Il règne dans la narration une ambiance étrange, entre moments suspendus et attachants, et traits volontairement exagérés, comme le procès fait par les grands-parents de Zoé qui n’a pour fondement que le chagrin, ou la méchanceté de Melanie, supposée thérapeute et pourtant dérangée dans ses comportements extrêmes. De façon générale, on garde l’impression que l’autrice cherche à raconter plusieurs histoires en une, et que certaines sont délaissées à mi-chemin : c’est le cas pour les petits malades et l’atelier de théâtre si importants pour Cham et Felix, et qui terminent totalement abandonnés au profit d’un séjour initiatique au Québec sur les traces du dernier voyage de Zoé.
Toutes ces histoires ont leur propres force et intérêt, mais à force de se croiser et d’empiéter les unes sur les autres, elles perdent leur couleur et finissent dissoutes dans le récit, ce qui est dommage.

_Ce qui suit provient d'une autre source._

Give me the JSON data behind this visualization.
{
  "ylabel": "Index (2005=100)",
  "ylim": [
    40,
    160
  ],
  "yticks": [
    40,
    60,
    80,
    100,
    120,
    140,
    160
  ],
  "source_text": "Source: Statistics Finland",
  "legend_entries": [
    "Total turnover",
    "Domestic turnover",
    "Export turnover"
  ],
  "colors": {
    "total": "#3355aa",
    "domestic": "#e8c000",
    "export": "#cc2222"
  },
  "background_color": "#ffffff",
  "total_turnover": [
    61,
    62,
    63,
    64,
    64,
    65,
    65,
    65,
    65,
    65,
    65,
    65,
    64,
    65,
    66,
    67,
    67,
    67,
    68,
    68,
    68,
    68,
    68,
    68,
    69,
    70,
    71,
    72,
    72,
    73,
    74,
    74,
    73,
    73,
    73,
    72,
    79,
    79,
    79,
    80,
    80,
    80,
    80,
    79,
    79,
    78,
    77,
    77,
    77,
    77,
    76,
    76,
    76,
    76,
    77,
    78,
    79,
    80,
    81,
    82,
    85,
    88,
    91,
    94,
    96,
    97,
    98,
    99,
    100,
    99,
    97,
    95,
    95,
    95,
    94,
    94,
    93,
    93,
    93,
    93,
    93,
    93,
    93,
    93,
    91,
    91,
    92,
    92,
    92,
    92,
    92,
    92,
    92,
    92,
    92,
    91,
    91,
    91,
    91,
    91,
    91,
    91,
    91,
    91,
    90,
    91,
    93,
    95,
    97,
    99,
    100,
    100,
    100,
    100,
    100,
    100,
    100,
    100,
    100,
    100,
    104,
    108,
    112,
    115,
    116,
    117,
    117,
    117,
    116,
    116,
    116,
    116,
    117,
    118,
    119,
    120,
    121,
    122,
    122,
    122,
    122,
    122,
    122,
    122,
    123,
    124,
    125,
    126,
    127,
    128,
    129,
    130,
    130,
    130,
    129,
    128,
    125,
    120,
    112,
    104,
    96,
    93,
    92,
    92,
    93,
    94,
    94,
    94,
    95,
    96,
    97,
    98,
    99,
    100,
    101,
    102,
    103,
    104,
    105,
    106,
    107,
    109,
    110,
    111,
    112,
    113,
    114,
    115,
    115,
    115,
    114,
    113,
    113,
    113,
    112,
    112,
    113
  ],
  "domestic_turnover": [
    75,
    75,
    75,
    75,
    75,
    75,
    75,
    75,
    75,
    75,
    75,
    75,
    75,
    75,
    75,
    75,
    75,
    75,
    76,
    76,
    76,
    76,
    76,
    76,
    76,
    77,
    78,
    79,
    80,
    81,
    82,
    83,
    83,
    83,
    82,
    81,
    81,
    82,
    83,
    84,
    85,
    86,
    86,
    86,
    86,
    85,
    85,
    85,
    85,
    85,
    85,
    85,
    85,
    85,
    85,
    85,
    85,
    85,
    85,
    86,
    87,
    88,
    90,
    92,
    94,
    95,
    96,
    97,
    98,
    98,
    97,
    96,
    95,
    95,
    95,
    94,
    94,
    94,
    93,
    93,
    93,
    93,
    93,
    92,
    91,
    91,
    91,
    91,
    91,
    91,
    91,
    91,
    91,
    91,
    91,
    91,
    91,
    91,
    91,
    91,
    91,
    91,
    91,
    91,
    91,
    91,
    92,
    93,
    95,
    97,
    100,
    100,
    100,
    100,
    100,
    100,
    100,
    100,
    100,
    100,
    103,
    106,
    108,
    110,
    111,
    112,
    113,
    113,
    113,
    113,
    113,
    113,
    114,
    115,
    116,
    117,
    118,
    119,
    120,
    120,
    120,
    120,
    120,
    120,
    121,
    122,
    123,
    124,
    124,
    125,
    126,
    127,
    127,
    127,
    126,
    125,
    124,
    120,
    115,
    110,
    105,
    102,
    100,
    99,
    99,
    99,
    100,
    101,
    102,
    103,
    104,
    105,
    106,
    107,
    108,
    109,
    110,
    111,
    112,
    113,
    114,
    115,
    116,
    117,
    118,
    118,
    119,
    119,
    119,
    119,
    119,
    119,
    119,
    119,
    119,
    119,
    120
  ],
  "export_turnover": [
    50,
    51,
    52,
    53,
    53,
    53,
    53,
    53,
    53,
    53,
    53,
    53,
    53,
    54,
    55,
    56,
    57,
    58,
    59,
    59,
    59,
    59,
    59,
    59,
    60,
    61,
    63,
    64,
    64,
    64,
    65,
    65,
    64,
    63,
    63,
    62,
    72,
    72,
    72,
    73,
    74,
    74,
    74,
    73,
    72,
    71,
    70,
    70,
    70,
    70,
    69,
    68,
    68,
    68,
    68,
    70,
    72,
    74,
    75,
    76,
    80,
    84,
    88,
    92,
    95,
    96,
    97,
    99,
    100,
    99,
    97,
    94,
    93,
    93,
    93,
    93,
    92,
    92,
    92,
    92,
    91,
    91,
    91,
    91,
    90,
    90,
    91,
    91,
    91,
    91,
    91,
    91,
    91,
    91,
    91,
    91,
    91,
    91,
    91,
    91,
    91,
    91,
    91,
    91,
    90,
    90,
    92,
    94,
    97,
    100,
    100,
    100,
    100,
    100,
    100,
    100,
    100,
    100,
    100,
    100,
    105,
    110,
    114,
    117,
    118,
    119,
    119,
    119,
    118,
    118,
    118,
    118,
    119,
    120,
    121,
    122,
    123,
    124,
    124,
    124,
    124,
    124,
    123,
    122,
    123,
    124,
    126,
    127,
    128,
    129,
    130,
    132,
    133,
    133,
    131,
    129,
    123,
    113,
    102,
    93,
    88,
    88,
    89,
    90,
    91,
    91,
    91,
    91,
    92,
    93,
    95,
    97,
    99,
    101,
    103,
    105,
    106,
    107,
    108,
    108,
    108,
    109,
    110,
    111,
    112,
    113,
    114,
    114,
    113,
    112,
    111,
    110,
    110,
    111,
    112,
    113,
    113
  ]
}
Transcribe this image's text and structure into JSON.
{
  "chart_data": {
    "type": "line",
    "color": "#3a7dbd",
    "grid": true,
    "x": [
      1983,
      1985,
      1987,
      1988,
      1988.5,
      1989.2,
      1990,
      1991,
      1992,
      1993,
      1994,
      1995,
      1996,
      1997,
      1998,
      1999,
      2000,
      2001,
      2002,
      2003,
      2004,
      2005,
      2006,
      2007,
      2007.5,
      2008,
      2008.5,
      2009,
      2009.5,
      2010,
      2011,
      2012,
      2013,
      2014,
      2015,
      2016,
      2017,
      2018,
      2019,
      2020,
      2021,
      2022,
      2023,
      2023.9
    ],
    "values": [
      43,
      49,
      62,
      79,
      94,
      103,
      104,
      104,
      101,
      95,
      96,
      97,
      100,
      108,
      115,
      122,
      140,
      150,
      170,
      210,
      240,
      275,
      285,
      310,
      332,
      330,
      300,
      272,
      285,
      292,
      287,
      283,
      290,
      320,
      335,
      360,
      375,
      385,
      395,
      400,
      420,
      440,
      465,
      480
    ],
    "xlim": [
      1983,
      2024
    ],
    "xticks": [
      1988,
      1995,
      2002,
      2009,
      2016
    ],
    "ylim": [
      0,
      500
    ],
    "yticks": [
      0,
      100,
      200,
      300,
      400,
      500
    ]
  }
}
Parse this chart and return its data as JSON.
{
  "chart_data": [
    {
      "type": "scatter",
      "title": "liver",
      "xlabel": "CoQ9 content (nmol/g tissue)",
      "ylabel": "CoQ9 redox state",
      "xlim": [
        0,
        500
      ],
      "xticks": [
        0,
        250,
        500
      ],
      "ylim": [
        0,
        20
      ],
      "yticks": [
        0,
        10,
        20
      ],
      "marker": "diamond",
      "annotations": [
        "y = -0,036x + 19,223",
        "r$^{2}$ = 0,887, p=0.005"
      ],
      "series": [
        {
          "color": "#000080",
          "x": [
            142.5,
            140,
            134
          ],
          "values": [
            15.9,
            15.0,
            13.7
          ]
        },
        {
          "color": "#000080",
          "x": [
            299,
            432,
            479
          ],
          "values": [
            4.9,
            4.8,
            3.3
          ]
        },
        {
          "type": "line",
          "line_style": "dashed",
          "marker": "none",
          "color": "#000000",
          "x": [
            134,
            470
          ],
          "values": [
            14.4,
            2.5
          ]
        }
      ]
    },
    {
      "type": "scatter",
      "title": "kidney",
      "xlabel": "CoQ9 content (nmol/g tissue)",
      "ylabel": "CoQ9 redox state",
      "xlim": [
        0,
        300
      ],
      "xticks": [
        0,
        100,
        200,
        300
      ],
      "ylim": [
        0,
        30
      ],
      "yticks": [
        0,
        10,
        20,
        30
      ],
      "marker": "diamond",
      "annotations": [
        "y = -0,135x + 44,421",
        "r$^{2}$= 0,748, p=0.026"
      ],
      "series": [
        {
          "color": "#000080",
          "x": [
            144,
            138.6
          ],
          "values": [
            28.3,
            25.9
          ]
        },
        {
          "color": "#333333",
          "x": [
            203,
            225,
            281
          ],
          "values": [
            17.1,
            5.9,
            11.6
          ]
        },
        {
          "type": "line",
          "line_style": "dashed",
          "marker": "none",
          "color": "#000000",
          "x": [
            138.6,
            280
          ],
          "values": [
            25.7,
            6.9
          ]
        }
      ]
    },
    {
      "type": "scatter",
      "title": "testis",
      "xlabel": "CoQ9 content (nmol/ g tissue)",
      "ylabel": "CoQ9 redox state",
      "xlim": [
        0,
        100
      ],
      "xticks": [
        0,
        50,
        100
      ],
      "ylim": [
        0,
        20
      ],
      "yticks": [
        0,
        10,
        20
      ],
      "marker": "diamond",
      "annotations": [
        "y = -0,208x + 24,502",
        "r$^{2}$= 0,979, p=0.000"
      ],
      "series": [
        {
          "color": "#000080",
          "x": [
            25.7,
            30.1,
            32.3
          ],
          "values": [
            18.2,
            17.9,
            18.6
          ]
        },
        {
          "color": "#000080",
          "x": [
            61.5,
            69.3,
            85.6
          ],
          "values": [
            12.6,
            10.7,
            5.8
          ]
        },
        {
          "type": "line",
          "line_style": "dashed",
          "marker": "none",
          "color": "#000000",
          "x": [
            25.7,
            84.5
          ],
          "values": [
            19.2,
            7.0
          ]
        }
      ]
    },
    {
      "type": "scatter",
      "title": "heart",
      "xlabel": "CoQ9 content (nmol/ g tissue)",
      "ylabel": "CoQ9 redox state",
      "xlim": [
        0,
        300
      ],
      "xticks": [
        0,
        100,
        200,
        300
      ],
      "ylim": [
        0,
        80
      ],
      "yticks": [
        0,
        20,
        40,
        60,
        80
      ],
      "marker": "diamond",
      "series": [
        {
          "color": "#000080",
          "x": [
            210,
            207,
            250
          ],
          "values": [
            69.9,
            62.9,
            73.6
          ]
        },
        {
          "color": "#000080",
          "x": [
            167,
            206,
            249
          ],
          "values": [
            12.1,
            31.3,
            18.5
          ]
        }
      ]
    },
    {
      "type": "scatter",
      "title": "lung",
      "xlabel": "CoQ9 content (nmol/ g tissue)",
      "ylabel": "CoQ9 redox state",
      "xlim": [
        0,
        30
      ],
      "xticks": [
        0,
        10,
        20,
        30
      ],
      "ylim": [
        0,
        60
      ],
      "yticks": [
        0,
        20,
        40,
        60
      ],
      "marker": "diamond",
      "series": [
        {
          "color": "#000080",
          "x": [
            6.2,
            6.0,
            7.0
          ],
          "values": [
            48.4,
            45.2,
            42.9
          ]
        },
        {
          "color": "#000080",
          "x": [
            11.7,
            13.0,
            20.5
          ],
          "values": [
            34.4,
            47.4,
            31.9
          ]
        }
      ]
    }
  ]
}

Ça l’est d’autant plus que la plume de l’autrice, parfois alambiquée, offre de vrais beaux passages et de jolies descriptions vivantes, et que la romance est amenée avec poésie.
La fin laisse l’impression de vouloir boucler tous les fils narratifs en quelques pages : l’atelier, la grossesse de Cham, le procès, Julie… Tant d’efforts sont fournis pour installer ces éléments, pourquoi ne pas leur donner une vraie conclusion tout aussi élaborée ?
Pour terminer, voici un récit qui a beaucoup de potentiel, mais manque de clarté dans sa construction, et possède des personnages parfois manichéens. La lecture reste assez agréable, tantôt frustrante, et tantôt poignante.